In this action, the appellee, as plaintiff, sued the appellant, as defendant, before a justice of the peace of Delaware county, Indiana.
In his complaint, the appellee alleged, in substance, that, on the 13th day of March, 1875, the appellee bargained, sold and conveyed to the appellant a certain pair of mules, of the value of three hundred dollars, in part consideration of which the appellant bargained, sold and conveyed to appellee a certain brown horse, of the value of one hundred and sixty dollars, and in further consideration of which the appellant promised to pay the appellee one hundred and forty dollars in money; that, besides the delivery to appellee of. the said horse, at the value aforesaid, the appellant paid the appellee forty dollars in money, leaving a'balance of one hundred dollars then due and wholly unpaid. Wherefore the appellee demanded judgment for one hundred and fifty dollars, and oth'er proper relief.
*111The trial before the justice resulted in a verdict and judgment, in favor of the appellee, for one hundred dollars, from which judgment an appeal was taken by the appellant to the court below. In this latter court, the cause was tried by a jury, and a verdict was returned for the appellee, assessing his damages at one hundred and six dollars and ninety-three cents. The appellant’s written motion for a new trial was overruled by the court, and to this decision he excepted; and his motion in arrest of judgment having also been overruled, and his exception saved to such ruling, judgment was rendered by the court below on the verdict.
The errors assigned by the appellant, in this court, are the decisions of the court below in overruling his motion for a new trial, and his motion in arrest of judgment.
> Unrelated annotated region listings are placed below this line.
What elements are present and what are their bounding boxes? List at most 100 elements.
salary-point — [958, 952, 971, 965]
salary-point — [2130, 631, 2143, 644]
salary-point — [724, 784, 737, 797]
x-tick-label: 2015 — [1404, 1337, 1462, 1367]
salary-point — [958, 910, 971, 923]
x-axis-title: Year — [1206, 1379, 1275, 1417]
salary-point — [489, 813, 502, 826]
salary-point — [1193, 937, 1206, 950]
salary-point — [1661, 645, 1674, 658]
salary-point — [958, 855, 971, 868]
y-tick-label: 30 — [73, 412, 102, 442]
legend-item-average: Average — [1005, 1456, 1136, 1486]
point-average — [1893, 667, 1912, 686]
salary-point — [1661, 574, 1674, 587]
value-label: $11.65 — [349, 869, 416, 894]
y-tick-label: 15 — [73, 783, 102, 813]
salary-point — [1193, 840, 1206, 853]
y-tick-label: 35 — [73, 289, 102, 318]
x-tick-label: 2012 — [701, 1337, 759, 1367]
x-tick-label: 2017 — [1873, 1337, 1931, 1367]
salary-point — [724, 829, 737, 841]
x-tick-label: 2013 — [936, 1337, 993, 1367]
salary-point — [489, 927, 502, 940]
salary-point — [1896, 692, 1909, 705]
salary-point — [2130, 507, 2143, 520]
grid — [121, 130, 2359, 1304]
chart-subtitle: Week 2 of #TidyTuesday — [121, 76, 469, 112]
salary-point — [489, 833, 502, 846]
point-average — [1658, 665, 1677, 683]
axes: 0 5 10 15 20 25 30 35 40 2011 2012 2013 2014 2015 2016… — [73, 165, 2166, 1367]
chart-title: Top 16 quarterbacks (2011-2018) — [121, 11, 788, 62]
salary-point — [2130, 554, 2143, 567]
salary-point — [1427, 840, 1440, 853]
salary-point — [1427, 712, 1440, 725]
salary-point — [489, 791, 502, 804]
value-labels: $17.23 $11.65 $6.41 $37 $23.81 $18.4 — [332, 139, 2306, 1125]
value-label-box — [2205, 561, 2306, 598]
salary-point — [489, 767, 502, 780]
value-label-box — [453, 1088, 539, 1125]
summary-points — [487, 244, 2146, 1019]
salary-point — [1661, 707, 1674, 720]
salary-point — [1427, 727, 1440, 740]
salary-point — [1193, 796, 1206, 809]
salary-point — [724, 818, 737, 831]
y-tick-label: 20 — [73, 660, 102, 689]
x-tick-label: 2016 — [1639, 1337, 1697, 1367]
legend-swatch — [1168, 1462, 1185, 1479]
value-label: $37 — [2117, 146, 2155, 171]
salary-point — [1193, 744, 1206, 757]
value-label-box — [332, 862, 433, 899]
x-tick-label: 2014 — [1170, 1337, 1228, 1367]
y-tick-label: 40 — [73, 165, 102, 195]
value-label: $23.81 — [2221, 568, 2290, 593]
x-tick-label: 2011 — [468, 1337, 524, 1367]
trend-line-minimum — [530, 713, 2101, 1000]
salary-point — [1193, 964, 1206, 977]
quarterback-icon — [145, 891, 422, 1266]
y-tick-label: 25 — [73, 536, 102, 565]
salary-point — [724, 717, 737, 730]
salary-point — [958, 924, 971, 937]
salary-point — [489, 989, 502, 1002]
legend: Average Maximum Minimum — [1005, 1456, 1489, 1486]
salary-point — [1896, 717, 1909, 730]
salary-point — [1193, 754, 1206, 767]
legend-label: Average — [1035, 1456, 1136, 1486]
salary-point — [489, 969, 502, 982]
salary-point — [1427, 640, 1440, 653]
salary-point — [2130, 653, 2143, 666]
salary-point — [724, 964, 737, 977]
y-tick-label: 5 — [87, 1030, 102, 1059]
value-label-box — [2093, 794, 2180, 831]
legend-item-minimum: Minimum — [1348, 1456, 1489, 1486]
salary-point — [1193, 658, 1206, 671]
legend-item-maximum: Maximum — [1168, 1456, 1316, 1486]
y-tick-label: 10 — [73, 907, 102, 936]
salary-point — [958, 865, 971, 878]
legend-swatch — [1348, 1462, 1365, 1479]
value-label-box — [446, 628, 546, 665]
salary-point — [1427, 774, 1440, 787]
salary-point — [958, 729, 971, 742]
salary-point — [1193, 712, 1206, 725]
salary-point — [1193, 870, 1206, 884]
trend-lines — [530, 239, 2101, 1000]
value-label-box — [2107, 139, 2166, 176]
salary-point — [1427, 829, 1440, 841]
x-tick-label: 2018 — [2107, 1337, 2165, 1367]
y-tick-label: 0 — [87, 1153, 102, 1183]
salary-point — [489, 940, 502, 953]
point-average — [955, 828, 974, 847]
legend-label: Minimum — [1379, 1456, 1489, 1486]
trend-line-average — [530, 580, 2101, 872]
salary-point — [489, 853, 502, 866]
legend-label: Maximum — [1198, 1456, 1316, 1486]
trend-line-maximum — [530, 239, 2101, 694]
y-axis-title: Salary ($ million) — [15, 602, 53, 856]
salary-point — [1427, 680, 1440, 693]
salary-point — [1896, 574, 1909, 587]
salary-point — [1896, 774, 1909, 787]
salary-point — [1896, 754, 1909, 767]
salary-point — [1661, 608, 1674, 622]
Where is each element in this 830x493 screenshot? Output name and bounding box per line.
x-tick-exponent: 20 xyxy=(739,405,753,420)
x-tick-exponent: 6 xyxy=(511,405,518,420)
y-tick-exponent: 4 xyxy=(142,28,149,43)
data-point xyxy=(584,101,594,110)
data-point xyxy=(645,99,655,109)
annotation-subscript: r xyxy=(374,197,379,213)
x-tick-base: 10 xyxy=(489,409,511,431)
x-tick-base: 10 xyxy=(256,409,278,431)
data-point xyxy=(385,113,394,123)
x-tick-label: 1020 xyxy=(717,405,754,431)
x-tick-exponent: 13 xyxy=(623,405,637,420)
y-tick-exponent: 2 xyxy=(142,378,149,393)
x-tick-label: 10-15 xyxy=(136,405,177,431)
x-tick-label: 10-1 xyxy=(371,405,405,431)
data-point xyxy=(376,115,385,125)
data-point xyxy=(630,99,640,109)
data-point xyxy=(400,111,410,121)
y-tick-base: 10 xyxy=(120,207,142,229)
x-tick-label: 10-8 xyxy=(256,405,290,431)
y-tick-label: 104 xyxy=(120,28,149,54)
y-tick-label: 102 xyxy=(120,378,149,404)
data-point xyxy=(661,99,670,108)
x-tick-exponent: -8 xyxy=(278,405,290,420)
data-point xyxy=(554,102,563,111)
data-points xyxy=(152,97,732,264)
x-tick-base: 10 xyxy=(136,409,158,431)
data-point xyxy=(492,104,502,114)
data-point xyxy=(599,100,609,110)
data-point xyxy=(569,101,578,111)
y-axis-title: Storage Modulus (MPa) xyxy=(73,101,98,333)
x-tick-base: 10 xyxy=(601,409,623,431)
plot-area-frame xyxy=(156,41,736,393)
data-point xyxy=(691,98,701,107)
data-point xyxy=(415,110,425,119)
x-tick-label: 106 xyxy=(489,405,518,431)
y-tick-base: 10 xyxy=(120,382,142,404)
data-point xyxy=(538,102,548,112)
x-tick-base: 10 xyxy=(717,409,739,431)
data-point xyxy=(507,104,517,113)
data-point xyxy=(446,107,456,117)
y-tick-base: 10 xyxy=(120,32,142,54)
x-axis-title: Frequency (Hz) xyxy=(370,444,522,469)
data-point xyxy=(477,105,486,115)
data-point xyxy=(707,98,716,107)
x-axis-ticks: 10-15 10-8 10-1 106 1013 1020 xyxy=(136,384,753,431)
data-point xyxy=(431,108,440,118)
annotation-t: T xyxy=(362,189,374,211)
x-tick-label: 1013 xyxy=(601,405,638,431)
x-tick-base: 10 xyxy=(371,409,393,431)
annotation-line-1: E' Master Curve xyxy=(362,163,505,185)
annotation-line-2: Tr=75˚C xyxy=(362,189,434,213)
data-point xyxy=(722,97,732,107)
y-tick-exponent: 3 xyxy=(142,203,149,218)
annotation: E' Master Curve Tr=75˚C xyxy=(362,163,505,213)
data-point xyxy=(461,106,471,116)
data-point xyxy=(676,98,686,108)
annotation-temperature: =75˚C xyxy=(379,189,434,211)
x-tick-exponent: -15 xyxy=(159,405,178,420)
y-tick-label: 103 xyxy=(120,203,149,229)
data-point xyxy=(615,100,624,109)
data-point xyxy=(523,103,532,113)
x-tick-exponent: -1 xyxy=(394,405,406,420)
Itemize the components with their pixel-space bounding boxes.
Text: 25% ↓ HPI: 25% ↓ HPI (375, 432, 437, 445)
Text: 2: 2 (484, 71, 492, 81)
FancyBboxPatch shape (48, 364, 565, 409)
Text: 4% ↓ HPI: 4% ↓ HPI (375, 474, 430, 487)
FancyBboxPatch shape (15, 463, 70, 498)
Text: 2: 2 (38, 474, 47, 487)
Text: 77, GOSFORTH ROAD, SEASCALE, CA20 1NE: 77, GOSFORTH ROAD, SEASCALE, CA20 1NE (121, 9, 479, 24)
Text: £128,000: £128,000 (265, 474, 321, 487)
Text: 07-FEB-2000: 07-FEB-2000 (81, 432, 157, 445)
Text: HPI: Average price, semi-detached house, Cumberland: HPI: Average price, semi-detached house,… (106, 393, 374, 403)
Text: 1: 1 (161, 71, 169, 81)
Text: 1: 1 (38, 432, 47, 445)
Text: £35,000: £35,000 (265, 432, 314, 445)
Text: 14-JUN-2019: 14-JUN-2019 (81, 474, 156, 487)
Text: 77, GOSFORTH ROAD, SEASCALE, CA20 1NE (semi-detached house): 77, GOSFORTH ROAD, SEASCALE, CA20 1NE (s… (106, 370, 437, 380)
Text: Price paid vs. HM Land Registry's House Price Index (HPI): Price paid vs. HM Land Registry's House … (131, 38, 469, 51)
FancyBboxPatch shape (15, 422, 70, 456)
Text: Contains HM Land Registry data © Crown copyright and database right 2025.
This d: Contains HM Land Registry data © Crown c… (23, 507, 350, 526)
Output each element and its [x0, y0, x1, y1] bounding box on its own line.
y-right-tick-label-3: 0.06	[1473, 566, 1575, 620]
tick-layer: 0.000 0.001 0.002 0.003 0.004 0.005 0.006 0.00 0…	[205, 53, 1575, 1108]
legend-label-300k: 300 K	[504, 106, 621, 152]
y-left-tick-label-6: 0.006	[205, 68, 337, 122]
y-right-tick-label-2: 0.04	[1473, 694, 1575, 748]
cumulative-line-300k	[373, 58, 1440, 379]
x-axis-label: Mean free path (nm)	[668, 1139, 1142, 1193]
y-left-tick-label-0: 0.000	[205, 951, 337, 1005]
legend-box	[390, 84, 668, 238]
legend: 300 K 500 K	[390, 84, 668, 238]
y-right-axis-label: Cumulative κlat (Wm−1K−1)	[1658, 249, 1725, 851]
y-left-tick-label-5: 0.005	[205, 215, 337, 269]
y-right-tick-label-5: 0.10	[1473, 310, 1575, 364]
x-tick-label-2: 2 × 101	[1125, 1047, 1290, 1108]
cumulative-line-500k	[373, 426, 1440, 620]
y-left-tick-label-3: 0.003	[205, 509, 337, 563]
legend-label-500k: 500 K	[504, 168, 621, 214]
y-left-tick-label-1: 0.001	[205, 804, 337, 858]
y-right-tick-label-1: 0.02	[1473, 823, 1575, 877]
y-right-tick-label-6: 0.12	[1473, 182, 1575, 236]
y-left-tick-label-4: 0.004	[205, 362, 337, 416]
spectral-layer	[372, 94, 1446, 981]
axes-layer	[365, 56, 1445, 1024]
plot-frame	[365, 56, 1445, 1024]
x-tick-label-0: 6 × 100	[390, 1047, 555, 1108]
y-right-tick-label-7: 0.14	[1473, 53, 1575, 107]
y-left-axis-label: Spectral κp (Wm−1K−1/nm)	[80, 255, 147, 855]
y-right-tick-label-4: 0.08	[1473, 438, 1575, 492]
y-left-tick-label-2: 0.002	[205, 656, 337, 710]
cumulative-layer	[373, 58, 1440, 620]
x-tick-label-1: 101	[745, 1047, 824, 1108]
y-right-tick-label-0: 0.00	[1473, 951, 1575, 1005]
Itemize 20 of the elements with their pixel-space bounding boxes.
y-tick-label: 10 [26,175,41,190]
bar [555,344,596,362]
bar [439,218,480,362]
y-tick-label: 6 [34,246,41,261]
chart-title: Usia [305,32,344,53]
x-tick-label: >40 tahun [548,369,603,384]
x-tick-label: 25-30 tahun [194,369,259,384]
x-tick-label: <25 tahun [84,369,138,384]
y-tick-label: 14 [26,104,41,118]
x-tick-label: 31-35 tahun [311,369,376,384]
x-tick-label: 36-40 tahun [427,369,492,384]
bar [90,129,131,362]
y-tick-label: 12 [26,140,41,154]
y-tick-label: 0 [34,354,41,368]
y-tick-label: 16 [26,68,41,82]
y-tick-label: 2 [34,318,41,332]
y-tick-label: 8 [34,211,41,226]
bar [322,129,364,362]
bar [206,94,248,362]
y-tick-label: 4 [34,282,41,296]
Ve will consider and decide the questions presented by these alleged errors in the inverse order of their assignment.
The appellant’s motion in arrest of judgment called in question, to a limited extent, the sufficiency of the facts stated in appellee’s complaint to constitute a cause of action. It is the settled law of this State, that, in suits originating before a justice of the peace, the complaint will be sufficient, even on demurrer for the want of facts, if it will inform the defendant of the nature of the plaintiff’s cause of action, and be so explicit that a judgment thereon may be used as a bar to another suit for the same cause of action. Milholland v. Pence, 11 Ind. 203; Clark v. Benefiel, 18 Ind. 405; Powell v. DeHart, 55 Ind. 94; The United States Express Company v. Keefer, 59 Ind. 263. Under these authorities, it seems very clear to us, that the facts stated in appellee’s complaint were amply sufficient to constitute a cause of action.
The appellant’s objection to the appellee’s complaint in this case is, that the complaint was not signed by the appellee, nor by his counsel. Such a defect, or rather informality, in the complaint, could not have been reached *112even by a demurrer for the want of sufficient facts, and much less so by a motion in arrest of judgment, after a verdict by which all such informalities are cured. The appellant’s motion in arrest of judgment was properly overruled. Fankboner v. Fankboner, 20 Ind. 62; and Lowry v. Dutton, 28 Ind. 473.
The only causes for a new trial, assigned by the appellant in his motion therefor, were, that the verdict of the jury was not sustained by the evidence, and that, it waa contrary to law.
The only question presented for our decision by these causes for a new trial is this: Was the verdict of the jury sustained by any sufficient legal evidence? We think that it was; and, therefore, we hold, that no error was committed by the court below, in overruling the motion for a new trial.
The judgment is affirmed, with ten per centum damages, at the appellant’s costs.